The smile slid from Tom’s lips, and the expression in his eyes hardened as he peered into hers. ‘Why are you still thinking about seeing them again after everything they’ve done? Have you forgotten that they tried to frame you for attempted murder?’

‘No,’ Skye sobbed. ‘But—’

‘But nothing,’ snapped Tom. ‘They never loved you. They said you were the child from hell and they wished you’d never been born. Why do you think they didn’t bother looking for you after you ran away? They only tried to find you after the police got involved, so they could have you locked up instead of your mum and get you out of their lives once and for all. Does that sound like love to you?’
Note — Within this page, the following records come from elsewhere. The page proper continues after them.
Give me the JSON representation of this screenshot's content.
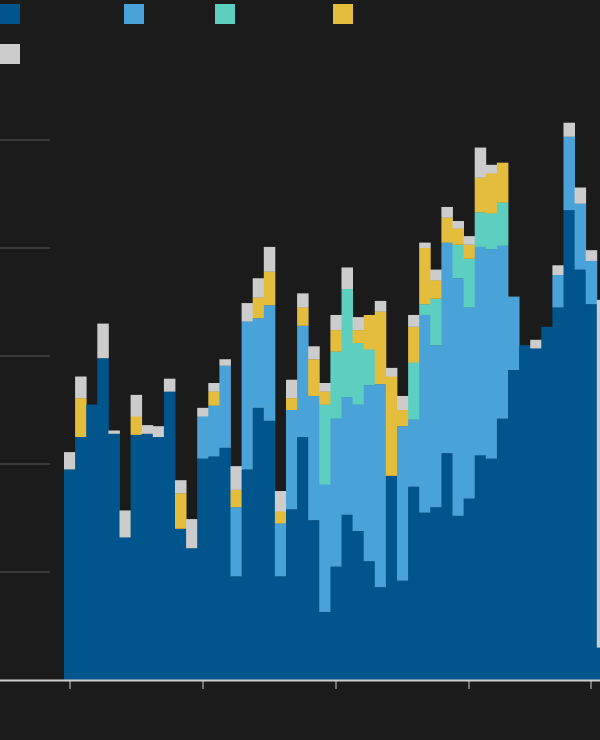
{
  "chart_data": {
    "type": "bar",
    "stacked": true,
    "title": "",
    "xlabel": "",
    "ylabel": "",
    "ylim": [
      0,
      5
    ],
    "grid": true,
    "legend": "top-left",
    "colors": {
      "series_1": "#00558c",
      "series_2": "#4aa3d8",
      "series_3": "#5dcfc0",
      "series_4": "#e5bd3c",
      "series_5": "#cccccc",
      "background": "#1b1b1b",
      "grid": "#555555",
      "axis": "#cfcfcf"
    },
    "series": [
      {
        "values": [
          1.95,
          2.25,
          2.55,
          2.98,
          2.28,
          1.32,
          2.27,
          2.28,
          2.25,
          2.67,
          1.4,
          1.22,
          2.05,
          2.07,
          2.15,
          0.96,
          1.95,
          2.52,
          2.4,
          0.96,
          1.58,
          2.25,
          1.48,
          0.63,
          1.05,
          1.53,
          1.38,
          1.1,
          0.86,
          1.89,
          0.92,
          1.79,
          1.55,
          1.6,
          2.1,
          1.52,
          1.68,
          2.08,
          2.05,
          2.42,
          2.87,
          3.1,
          3.07,
          3.27,
          3.45,
          4.35,
          3.8,
          3.48,
          0.3
        ]
      },
      {
        "values": [
          0,
          0,
          0,
          0,
          0,
          0,
          0,
          0,
          0,
          0,
          0,
          0,
          0.39,
          0.47,
          0.76,
          0.64,
          1.37,
          0.83,
          1.07,
          0.49,
          0.92,
          1.03,
          1.15,
          1.18,
          1.37,
          1.09,
          1.17,
          1.63,
          1.88,
          0,
          1.43,
          0.62,
          1.83,
          1.5,
          1.95,
          2.2,
          1.77,
          1.93,
          1.94,
          1.6,
          0.68,
          0,
          0,
          0,
          0.3,
          0.68,
          0.61,
          0.4,
          0
        ]
      },
      {
        "values": [
          0,
          0,
          0,
          0,
          0,
          0,
          0,
          0,
          0,
          0,
          0,
          0,
          0,
          0,
          0,
          0,
          0,
          0,
          0,
          0,
          0,
          0,
          0,
          0.74,
          0.62,
          1.0,
          0.57,
          0.33,
          0,
          0,
          0,
          0.53,
          0.1,
          0.43,
          0,
          0.31,
          0.45,
          0.32,
          0.33,
          0.4,
          0,
          0,
          0,
          0,
          0,
          0,
          0,
          0,
          0
        ]
      },
      {
        "values": [
          0,
          0.36,
          0,
          0,
          0,
          0,
          0.17,
          0,
          0,
          0,
          0.33,
          0,
          0,
          0.13,
          0,
          0.16,
          0,
          0.19,
          0.31,
          0.11,
          0.11,
          0.17,
          0.34,
          0.12,
          0.2,
          0,
          0.12,
          0.32,
          0.67,
          0.92,
          0.15,
          0.33,
          0.52,
          0.17,
          0.23,
          0.15,
          0.13,
          0.32,
          0.37,
          0.37,
          0,
          0,
          0,
          0,
          0,
          0,
          0,
          0,
          0
        ]
      },
      {
        "values": [
          0.16,
          0.2,
          0,
          0.32,
          0.03,
          0.25,
          0.2,
          0.08,
          0.1,
          0.12,
          0.12,
          0.27,
          0.08,
          0.08,
          0.06,
          0.22,
          0.17,
          0.18,
          0.23,
          0.19,
          0.17,
          0.13,
          0.12,
          0.08,
          0.14,
          0.2,
          0.12,
          0,
          0.1,
          0.08,
          0.13,
          0.11,
          0.05,
          0.1,
          0.1,
          0.07,
          0.08,
          0.28,
          0.08,
          0,
          0,
          0,
          0.08,
          0,
          0.09,
          0.13,
          0.15,
          0.1,
          3.22
        ]
      }
    ],
    "categories": [
      "",
      "",
      "",
      "",
      "",
      "",
      "",
      "",
      "",
      "",
      "",
      "",
      "",
      "",
      "",
      "",
      "",
      "",
      "",
      "",
      "",
      "",
      "",
      "",
      "",
      "",
      "",
      "",
      "",
      "",
      "",
      "",
      "",
      "",
      "",
      "",
      "",
      "",
      "",
      "",
      "",
      "",
      "",
      "",
      "",
      "",
      "",
      "",
      ""
    ]
  }
}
Skye shook her head and looked down at the floor.


I
’m the only one who’s ever loved you,’ Tom went on bitterly, ‘but nothing I do is ever good enough for you, is it? I gave you that ring and bought you all those lovely clothes; I even got rid of Chloe for you. But you haven’t changed. You’re still an ungrateful little bitch.’

‘I’m not ungrateful,’ Skye croaked, shocked by how fast his mood had turned. ‘I’m just sad.’

‘Well, you’ve got no reason to be.’ Tom dropped her hand and pushed himself back up to his feet. ‘This could have been the start of a whole new life for us, but if all you’re going to do is cry about the past, what’s the point? If you’d rather be with them, you might as well just go. See how sad you feel when they chuck you in prison and leave you to rot.’